Are Frontier Large Language Models Suitable for Q&A in Science Centres?
This addresses the practical problem of using LLMs for educational engagement in science centers, though it is incremental as it applies existing models to a new domain.
This paper investigated whether frontier Large Language Models (LLMs) are suitable for Q&A in science centers, evaluating GPT-4, Claude 3.5 Sonnet, and Gemini 1.5 on questions from the National Space Centre. The results showed Claude outperformed others in clarity and engagement for young audiences, but all models exhibited a trade-off where higher novelty reduced factual reliability.
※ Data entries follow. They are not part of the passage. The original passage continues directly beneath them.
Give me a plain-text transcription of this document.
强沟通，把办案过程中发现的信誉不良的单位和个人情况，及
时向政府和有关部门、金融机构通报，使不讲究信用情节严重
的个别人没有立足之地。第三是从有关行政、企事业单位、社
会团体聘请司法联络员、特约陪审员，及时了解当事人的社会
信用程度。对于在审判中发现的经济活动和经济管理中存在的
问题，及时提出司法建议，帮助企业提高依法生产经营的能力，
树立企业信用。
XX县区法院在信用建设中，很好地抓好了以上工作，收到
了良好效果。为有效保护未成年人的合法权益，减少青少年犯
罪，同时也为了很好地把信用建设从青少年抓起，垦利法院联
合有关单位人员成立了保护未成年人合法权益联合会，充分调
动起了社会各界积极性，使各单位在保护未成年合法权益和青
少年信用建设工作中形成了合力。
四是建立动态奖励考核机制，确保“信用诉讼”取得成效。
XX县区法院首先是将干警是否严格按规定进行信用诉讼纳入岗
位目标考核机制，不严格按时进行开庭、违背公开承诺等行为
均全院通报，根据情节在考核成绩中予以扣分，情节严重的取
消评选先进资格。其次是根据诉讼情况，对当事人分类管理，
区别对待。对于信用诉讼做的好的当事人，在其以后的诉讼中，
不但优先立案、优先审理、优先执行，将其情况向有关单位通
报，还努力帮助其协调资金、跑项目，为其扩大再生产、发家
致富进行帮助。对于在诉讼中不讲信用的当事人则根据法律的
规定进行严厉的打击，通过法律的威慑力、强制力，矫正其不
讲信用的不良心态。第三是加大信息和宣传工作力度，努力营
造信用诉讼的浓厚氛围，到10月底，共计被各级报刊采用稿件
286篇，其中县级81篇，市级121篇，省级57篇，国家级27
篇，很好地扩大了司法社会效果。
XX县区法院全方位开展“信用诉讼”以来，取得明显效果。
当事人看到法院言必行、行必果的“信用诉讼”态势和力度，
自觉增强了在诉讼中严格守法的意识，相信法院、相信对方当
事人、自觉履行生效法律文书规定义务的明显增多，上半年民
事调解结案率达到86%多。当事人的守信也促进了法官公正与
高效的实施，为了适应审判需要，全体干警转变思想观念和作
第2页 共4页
This paper investigates the suitability of frontier Large Language Models (LLMs) for Q&A interactions in science centres, with the aim of boosting visitor engagement while maintaining factual accuracy. Using a dataset of questions collected from the National Space Centre in Leicester (UK), we evaluated responses generated by three leading models: OpenAI's GPT-4, Claude 3.5 Sonnet, and Google Gemini 1.5. Each model was prompted for both standard and creative responses tailored to an 8-year-old audience, and these responses were assessed by space science experts based on accuracy, engagement, clarity, novelty, and deviation from expected answers. The results revealed a trade-off between creativity and accuracy, with Claude outperforming GPT and Gemini in both maintaining clarity and engaging young audiences, even when asked to generate more creative responses. Nonetheless, experts observed that higher novelty was generally associated with reduced factual reliability across all models. This study highlights the potential of LLMs in educational settings, emphasizing the need for careful prompt engineering to balance engagement with scientific rigor.